Батенко рассказал об осенней ночи, которую провел на Дону, о показавшемся ему знакомом басе с металлическими нотками в голосе.
— Это тогда ты к нам с пополнением и попал?
— Да.
— Определенно там был и начальник штаба. А знаешь, он вспоминал как-то о тебе. Говорил, будто за Десну тебя представляли на большую награду.
— Ну уж! — усмехнулся в усы Батенко.
— Не говори. В газетах тогда писали, сколько ты один уложил фрицев, пока подоспели подрывники и взорвали мост.
— Что я! В окопчике сидел, да и ладно. Если кто и был там героем, так это напарник мой. Откуда-то таскал под страшным огнем пулеметные ленты и не побоялся, хотя много наших головы свои сложили.
Когда наговорились вдосталь, Ковширин спросил:
— Ты сейчас кем служишь?
— Гвардии рядовым, — опять усмехнулся Батенко. — Пулеметчиком, как и раньше.
— Переходи к нам в роту, а?
— Ну, это не так просто.
— Я майора увижу, поговорю. И он будет рад встрече.
— Батенковых много.
— Тебе, говорю, писал он представление! Сам мне опять рассказывал на днях. Узнает про тебя — найдет обязательно!
Подошли к ходу сообщения. Надо было расставаться.
На передовой — тишина. И так уже много дней. Солдаты нередко гадали: что это могло значить? Или противник готовился к новому рывку, накапливал силы — поэтому-то и к нашим последнее время тоже непрерывно подходили подкрепления, — или у врага не хватало резервов: их без остатка поглощал город. Оттуда, с севера, ветер по-прежнему круглые сутки доносил гул ожесточенного сражения.
Ноябрьская степь покрылась налетом снега. Поземка мела день и ночь. Однако нередко буйствовавший в этих краях ветер почти начисто сметал снег с земли. Тогда взору открывались в степи бурые плешины, покрытые редкими засохшими кустиками полыни.
А сегодня ветер стих, выглянуло солнце. Снег заблестел, заискрился. Но степь оставалась однообразной, неприютной.
Перед расставанием оба поглядели по сторонам и, наверное, подумали одно и то же.
— Далеко мы забрались от границы! — вздохнул Ковширин.
— Да и от Харькова не близко, — в тон ему ответил Батенко.
— А обратно до границы — уф!
Помолчали.
— Зато ученые теперь. Назад легче будет идти.
— Дойдем! — убежденно произнес Батенко. — И до границы, и до Берлина. Раньше не думал, не гадал. А теперь просто нужно там побывать. Не в гостях, конечно.
— Не в гостях, — согласился Ковширин. — Так я майору Дубовику скажу. Переведет тебя к нам. Идет?

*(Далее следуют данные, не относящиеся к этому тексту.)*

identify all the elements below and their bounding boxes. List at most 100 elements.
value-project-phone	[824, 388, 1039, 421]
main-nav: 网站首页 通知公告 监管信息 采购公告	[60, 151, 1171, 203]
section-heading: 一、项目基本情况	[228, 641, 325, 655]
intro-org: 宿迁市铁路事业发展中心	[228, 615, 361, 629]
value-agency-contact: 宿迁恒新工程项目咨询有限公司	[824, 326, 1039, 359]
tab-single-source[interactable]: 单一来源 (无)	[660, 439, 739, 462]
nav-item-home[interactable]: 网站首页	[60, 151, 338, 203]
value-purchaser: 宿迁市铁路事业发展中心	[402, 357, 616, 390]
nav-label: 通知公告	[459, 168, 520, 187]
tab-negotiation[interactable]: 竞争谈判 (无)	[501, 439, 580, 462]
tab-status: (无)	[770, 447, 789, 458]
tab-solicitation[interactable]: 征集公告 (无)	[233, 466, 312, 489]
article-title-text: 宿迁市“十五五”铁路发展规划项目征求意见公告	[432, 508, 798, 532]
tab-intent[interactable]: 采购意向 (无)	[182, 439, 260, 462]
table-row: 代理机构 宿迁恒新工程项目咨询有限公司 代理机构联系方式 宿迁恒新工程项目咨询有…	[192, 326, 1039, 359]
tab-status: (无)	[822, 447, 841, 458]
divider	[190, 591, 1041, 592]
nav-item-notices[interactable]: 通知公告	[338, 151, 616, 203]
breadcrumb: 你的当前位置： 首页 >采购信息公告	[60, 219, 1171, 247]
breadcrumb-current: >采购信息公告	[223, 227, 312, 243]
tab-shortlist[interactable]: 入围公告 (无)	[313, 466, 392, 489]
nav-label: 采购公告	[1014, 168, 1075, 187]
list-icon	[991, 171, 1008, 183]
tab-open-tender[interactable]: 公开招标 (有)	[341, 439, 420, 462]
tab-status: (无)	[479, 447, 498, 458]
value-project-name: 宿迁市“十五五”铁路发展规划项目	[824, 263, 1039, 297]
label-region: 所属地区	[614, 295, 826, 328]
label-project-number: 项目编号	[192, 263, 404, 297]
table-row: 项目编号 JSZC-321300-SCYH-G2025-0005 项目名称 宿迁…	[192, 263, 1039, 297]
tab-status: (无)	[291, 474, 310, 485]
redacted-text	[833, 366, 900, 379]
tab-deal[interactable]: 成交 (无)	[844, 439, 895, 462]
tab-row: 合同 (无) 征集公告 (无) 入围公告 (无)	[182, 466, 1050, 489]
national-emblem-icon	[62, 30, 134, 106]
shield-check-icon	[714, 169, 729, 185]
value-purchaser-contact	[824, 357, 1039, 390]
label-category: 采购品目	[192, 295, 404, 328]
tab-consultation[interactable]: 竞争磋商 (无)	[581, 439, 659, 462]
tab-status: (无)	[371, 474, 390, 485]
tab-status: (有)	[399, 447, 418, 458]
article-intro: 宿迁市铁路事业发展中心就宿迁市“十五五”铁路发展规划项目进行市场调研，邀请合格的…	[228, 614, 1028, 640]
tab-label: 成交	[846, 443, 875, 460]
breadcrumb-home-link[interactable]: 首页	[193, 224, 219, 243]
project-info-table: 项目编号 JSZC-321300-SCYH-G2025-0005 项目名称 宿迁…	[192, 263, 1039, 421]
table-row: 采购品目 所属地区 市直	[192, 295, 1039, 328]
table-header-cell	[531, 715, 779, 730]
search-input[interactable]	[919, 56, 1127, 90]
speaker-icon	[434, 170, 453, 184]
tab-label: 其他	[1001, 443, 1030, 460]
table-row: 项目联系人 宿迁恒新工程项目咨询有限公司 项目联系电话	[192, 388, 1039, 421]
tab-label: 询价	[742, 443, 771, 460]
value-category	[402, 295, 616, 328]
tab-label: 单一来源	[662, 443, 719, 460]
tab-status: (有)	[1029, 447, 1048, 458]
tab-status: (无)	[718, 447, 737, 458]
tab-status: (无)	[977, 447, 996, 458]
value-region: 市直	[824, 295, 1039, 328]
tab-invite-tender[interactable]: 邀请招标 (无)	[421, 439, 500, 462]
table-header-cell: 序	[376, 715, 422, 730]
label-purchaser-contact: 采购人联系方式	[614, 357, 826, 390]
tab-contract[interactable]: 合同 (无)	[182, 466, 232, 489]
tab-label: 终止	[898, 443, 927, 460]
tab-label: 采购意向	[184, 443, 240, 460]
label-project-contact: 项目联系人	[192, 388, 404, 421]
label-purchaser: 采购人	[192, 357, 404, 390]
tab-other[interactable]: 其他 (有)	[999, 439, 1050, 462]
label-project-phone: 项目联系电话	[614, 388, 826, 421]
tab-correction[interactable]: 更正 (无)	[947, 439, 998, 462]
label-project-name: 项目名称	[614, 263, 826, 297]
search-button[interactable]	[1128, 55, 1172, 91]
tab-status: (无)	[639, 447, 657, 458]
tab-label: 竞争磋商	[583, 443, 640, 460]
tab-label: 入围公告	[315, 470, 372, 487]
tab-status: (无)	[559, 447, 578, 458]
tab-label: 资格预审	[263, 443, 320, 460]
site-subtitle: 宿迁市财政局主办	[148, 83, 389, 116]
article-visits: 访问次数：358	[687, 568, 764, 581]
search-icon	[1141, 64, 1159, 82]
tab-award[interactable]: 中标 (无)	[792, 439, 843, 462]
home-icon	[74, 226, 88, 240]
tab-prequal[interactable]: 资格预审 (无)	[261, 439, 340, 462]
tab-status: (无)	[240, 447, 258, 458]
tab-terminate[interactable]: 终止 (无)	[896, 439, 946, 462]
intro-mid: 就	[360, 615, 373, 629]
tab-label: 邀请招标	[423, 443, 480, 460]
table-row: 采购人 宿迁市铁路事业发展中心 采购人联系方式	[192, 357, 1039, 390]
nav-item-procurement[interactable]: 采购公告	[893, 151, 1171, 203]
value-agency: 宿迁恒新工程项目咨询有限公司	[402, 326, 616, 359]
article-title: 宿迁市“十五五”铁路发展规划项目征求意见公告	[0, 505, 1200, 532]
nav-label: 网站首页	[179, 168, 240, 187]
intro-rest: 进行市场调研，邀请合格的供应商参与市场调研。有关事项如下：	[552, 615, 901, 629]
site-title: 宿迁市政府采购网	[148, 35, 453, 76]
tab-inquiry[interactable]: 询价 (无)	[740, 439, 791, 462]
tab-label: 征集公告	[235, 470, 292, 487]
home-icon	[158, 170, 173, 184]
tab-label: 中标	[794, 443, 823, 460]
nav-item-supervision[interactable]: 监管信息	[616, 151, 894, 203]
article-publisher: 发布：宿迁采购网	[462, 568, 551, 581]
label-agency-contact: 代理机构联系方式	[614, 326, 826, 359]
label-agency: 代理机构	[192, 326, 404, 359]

— Хорошо. Встретимся, будет время.
Крепко пожали руки и разошлись, думая о скорой встрече. Но на утро пришло так давно ожидаемое и все же оказавшееся неожиданным наступление…
…Уже несколько суток разрешали вскрывать неприкосновенный запас: кухни остались далеко в тылу. Нынешним утром батальон догнал-таки войска, шедшие форсированным маршем. Но поступил новый приказ, и батальон, вместе с другими, спешно построился, двинулся строго на юг, откуда немецкие дивизии прорывались к войскам, окруженным под Сталинградом.